In the United States, group health expense sharing plans are basically an alternative to health insurance. This type of plan works a lot like insurance; members pay into a fund that’s used to cover healthcare costs incurred by other members.


10. Health Care Sharing Ministries (HCSMs) 

A Health Care Sharing ministry (HCSM) can play a vital role in meeting your individual health care costs. HCSMs are not considered insurance, and are not subject to the same federal regulations as insurance, such as HIPAA and PPACA. Therefore, premium and coverage rates may vary significantly from plan to plan.

There are a number of healthcare sharing ministries available, but one of the most popular is Christian Healthcare Ministries (CHM). It’s actually the largest of this type in America, and has been serving people since 1981.

Some faith-based health insurance plans offer an alternative to standard insurance. These plans are very similar in nature, but they exclude coverage for things like birth control, sterilization, and some reproductive care.


11. Health Insurance Discount Cards

With health insurance discount cards, you receive discounts on medical expenses in exchange for a monthly or yearly membership fee. A health insurance discount plan is not actual insurance, so it does not cover the cost of a healthcare service. Instead, you receive a reduced rate for the care that you need.

For example, a medical discount plan might receive discounts from cardholders and offer you a lower price at a participating pharmacy. Have a copayment or deductible that must be paid to get the insurance benefits, but this may be lower than the actual cost of the drug without your card.

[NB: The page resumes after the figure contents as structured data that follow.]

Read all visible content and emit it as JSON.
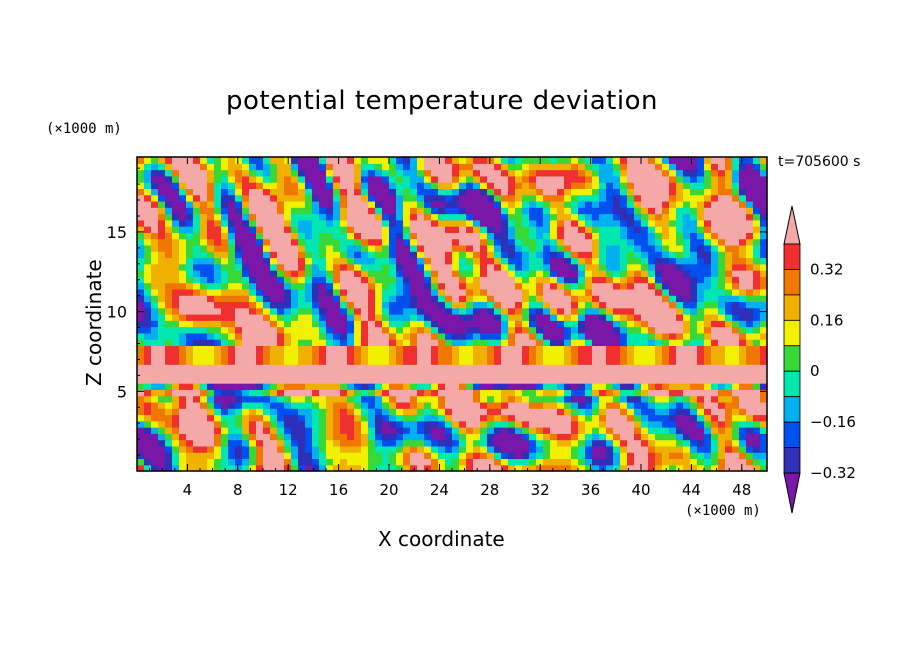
{
  "chart_data": {
    "type": "heatmap",
    "title": "potential temperature deviation",
    "xlabel": "X coordinate",
    "ylabel": "Z coordinate",
    "x_unit_label": "(×1000 m)",
    "y_unit_label": "(×1000 m)",
    "time_label": "t=705600 s",
    "xlim": [
      0,
      50
    ],
    "ylim": [
      0,
      19.7
    ],
    "x_ticks": [
      "4",
      "8",
      "12",
      "16",
      "20",
      "24",
      "28",
      "32",
      "36",
      "40",
      "44",
      "48"
    ],
    "y_ticks": [
      "5",
      "10",
      "15"
    ],
    "colorbar": {
      "labels": [
        "0.32",
        "0.16",
        "0",
        "−0.16",
        "−0.32"
      ],
      "levels": [
        -0.4,
        -0.32,
        -0.24,
        -0.16,
        -0.08,
        0,
        0.08,
        0.16,
        0.24,
        0.32,
        0.4
      ],
      "colors": [
        "#7a16a8",
        "#2f2fb8",
        "#0050f0",
        "#00b0f0",
        "#00e8b0",
        "#38d838",
        "#f0f000",
        "#f0b000",
        "#f07800",
        "#f03030",
        "#f4a8a8"
      ]
    }
  }
}
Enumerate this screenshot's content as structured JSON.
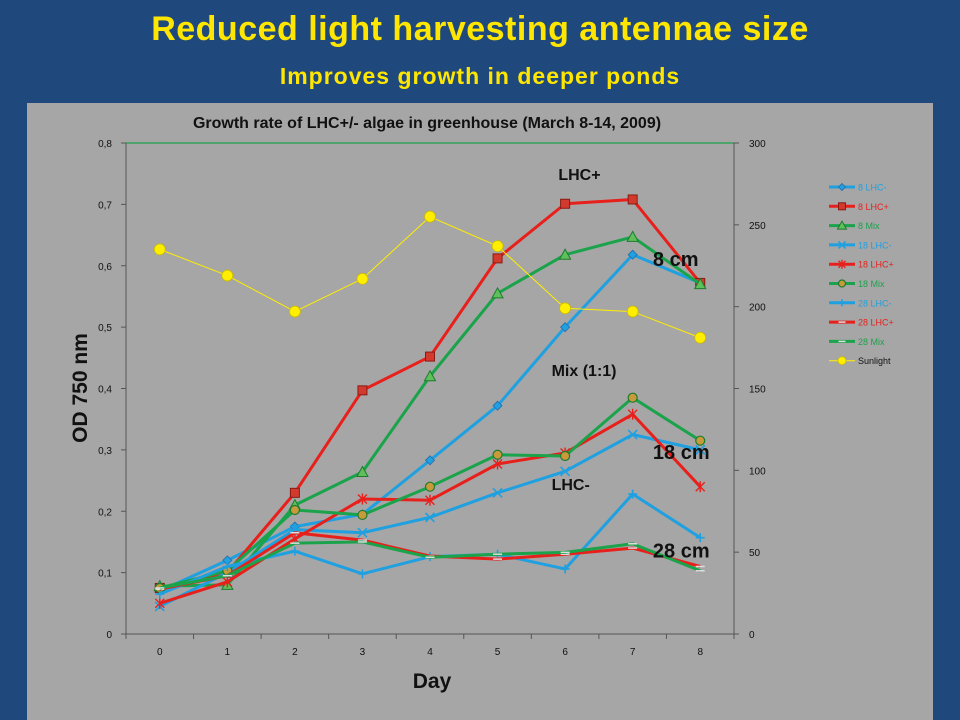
{
  "slide": {
    "title": "Reduced light harvesting antennae size",
    "subtitle": "Improves growth in deeper ponds"
  },
  "chart_data": {
    "type": "line",
    "title": "Growth rate of LHC+/- algae  in greenhouse (March 8-14, 2009)",
    "xlabel": "Day",
    "ylabel": "OD  750 nm",
    "x": [
      0,
      1,
      2,
      3,
      4,
      5,
      6,
      7,
      8
    ],
    "x_ticks": [
      "0",
      "1",
      "2",
      "3",
      "4",
      "5",
      "6",
      "7",
      "8"
    ],
    "ylim": [
      0,
      0.8
    ],
    "y_ticks": [
      "0",
      "0,1",
      "0,2",
      "0,3",
      "0,4",
      "0,5",
      "0,6",
      "0,7",
      "0,8"
    ],
    "y2lim": [
      0,
      300
    ],
    "y2_ticks": [
      "0",
      "50",
      "100",
      "150",
      "200",
      "250",
      "300"
    ],
    "legend_position": "right",
    "grid": false,
    "series": [
      {
        "name": "8 LHC-",
        "color": "#1FA0E0",
        "marker": "diamond",
        "axis": "left",
        "values": [
          0.07,
          0.12,
          0.175,
          0.195,
          0.283,
          0.372,
          0.5,
          0.618,
          0.572
        ]
      },
      {
        "name": "8 LHC+",
        "color": "#E8201C",
        "marker": "square",
        "axis": "left",
        "values": [
          0.075,
          0.1,
          0.23,
          0.397,
          0.452,
          0.612,
          0.701,
          0.708,
          0.572
        ]
      },
      {
        "name": "8 Mix",
        "color": "#1AA34A",
        "marker": "triangle",
        "axis": "left",
        "values": [
          0.078,
          0.08,
          0.21,
          0.264,
          0.42,
          0.555,
          0.618,
          0.647,
          0.57
        ]
      },
      {
        "name": "18 LHC-",
        "color": "#1FA0E0",
        "marker": "x",
        "axis": "left",
        "values": [
          0.045,
          0.1,
          0.17,
          0.165,
          0.19,
          0.23,
          0.265,
          0.325,
          0.3
        ]
      },
      {
        "name": "18 LHC+",
        "color": "#E8201C",
        "marker": "star",
        "axis": "left",
        "values": [
          0.05,
          0.085,
          0.155,
          0.22,
          0.218,
          0.277,
          0.295,
          0.358,
          0.24
        ]
      },
      {
        "name": "18 Mix",
        "color": "#1AA34A",
        "marker": "circle",
        "axis": "left",
        "values": [
          0.075,
          0.103,
          0.202,
          0.194,
          0.24,
          0.292,
          0.29,
          0.385,
          0.315
        ]
      },
      {
        "name": "28 LHC-",
        "color": "#1FA0E0",
        "marker": "plus",
        "axis": "left",
        "values": [
          0.065,
          0.11,
          0.135,
          0.098,
          0.126,
          0.13,
          0.106,
          0.228,
          0.157
        ]
      },
      {
        "name": "28 LHC+",
        "color": "#E8201C",
        "marker": "dash",
        "axis": "left",
        "values": [
          0.073,
          0.095,
          0.165,
          0.153,
          0.127,
          0.122,
          0.13,
          0.14,
          0.11
        ]
      },
      {
        "name": "28 Mix",
        "color": "#1AA34A",
        "marker": "dash",
        "axis": "left",
        "values": [
          0.075,
          0.095,
          0.148,
          0.15,
          0.125,
          0.13,
          0.133,
          0.147,
          0.103
        ]
      },
      {
        "name": "Sunlight",
        "color": "#FFEE00",
        "marker": "circle",
        "axis": "right",
        "thin": true,
        "values": [
          235,
          219,
          197,
          217,
          255,
          237,
          199,
          197,
          181
        ]
      }
    ],
    "annotations": [
      {
        "text": "LHC+",
        "x": 5.9,
        "y": 0.74,
        "size": 16
      },
      {
        "text": "8 cm",
        "x": 7.3,
        "y": 0.6,
        "size": 20
      },
      {
        "text": "Mix (1:1)",
        "x": 5.8,
        "y": 0.42,
        "size": 16
      },
      {
        "text": "18 cm",
        "x": 7.3,
        "y": 0.285,
        "size": 20
      },
      {
        "text": "LHC-",
        "x": 5.8,
        "y": 0.235,
        "size": 16
      },
      {
        "text": "28 cm",
        "x": 7.3,
        "y": 0.125,
        "size": 20
      }
    ]
  }
}
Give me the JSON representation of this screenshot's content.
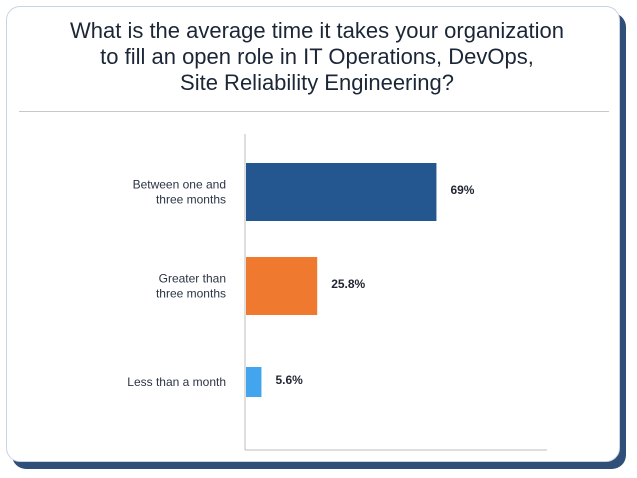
{
  "chart_data": {
    "type": "bar",
    "orientation": "horizontal",
    "title": "What is the average time it takes your organization\nto fill an open role in IT Operations, DevOps,\nSite Reliability Engineering?",
    "categories": [
      [
        "Between one and",
        "three months"
      ],
      [
        "Greater than",
        "three months"
      ],
      [
        "Less than a month"
      ]
    ],
    "values": [
      69,
      25.8,
      5.6
    ],
    "value_labels": [
      "69%",
      "25.8%",
      "5.6%"
    ],
    "colors": [
      "#24568f",
      "#ef7a2f",
      "#42a5ed"
    ],
    "xlim": [
      0,
      100
    ],
    "grid": false,
    "legend": "none"
  }
}
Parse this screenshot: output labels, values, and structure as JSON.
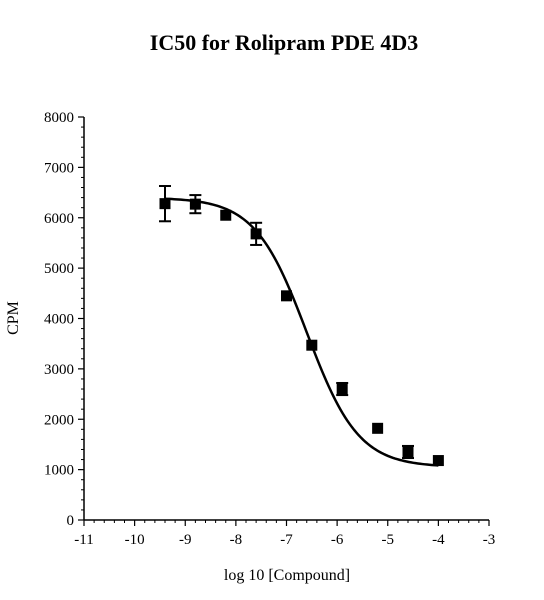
{
  "chart_data": {
    "type": "scatter",
    "title": "IC50 for Rolipram PDE 4D3",
    "xlabel": "log 10 [Compound]",
    "ylabel": "CPM",
    "xlim": [
      -11,
      -3
    ],
    "ylim": [
      0,
      8000
    ],
    "x_ticks": [
      "-11",
      "-10",
      "-9",
      "-8",
      "-7",
      "-6",
      "-5",
      "-4",
      "-3"
    ],
    "y_ticks": [
      "0",
      "1000",
      "2000",
      "3000",
      "4000",
      "5000",
      "6000",
      "7000",
      "8000"
    ],
    "grid": false,
    "legend": "none",
    "series": [
      {
        "x": [
          -9.4,
          -8.8,
          -8.2,
          -7.6,
          -7.0,
          -6.5,
          -5.9,
          -5.2,
          -4.6,
          -4.0
        ],
        "y": [
          6280,
          6270,
          6050,
          5680,
          4450,
          3470,
          2600,
          1820,
          1350,
          1180
        ],
        "error": [
          350,
          180,
          0,
          220,
          0,
          0,
          120,
          0,
          120,
          0
        ],
        "marker": "square",
        "color": "#000000"
      }
    ],
    "fit_curve": {
      "type": "four-parameter-logistic",
      "top": 6400,
      "bottom": 1050,
      "log_ic50": -6.6,
      "hill_slope": 0.85,
      "x_range": [
        -9.4,
        -4.0
      ]
    }
  }
}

When you use your discount card at a participating physician, hospital, lab or other medical source, a reduced rate will automatically be applied to all eligible services.


The Bottom Line

Healthcare can be expensive, but healthcare insurance can help you to manage those costs. In some countries the government decides which plan will have the greatest coverage for the most affordable price. 

In others, you have the freedom of choice. To find the plan that’s right for you, take your time and consider all available options from multiple providers.